From an ethical perspective, the Goods’ quest is fairly different from what got 23andMe in hot water with the Food and Drug Administration late last year. After the FDA raised concerns about 23andMe’s accuracy, the company stopped offering health analysis to consumers who order tests today. (They are working on finding a resolution with the agency though and consumers can still get ancestry analysis.)

In 23andMe’s case, their health analysis product pointed to future conditions that may or may not materialize. That raised concerns that certain patients might overreact if they, for example, tested positive for the breast cancer risk factor BRCA1, (especially if the FDA wasn’t confident in testing accuracy). Would they screen more aggressively or do something extreme like get a prophylactic mastectomy?

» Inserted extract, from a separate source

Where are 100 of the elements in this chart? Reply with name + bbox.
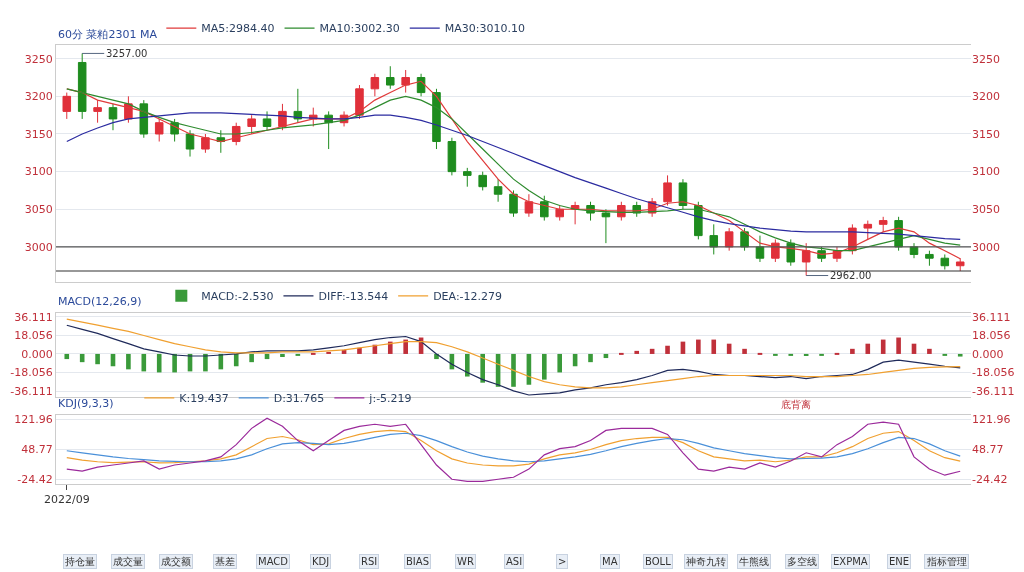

In the Goods’ case, Max already has an existing condition that the family is trying to find the cause for. Of course, there is also the chance that Rahman and the Goods could stumble upon some genetic risks for adult onset diseases, which would be a different outcome from what they were originally seeking to answer.

As full genome sequencing costs continue to fall, we’ll likely see more and more companies offering interpretation at lower prices. Just six weeks ago, the FDA gave its first authorization for a next-gen sequencer, the Illumina MiSeqDx. The company has been holding dozens of ‘Understand Your Genome’ events where they are educating and giving doctors and medical professionals full genome sequencing results.

But there will always be individualists who want to take and manipulate data on their own.

“This is a bit out there,” Paul Good said. “But this is just information. We’re not subjecting Max to horrible tests that are going to hurt him. For us, we’re letting science run wild to see what we can learn.”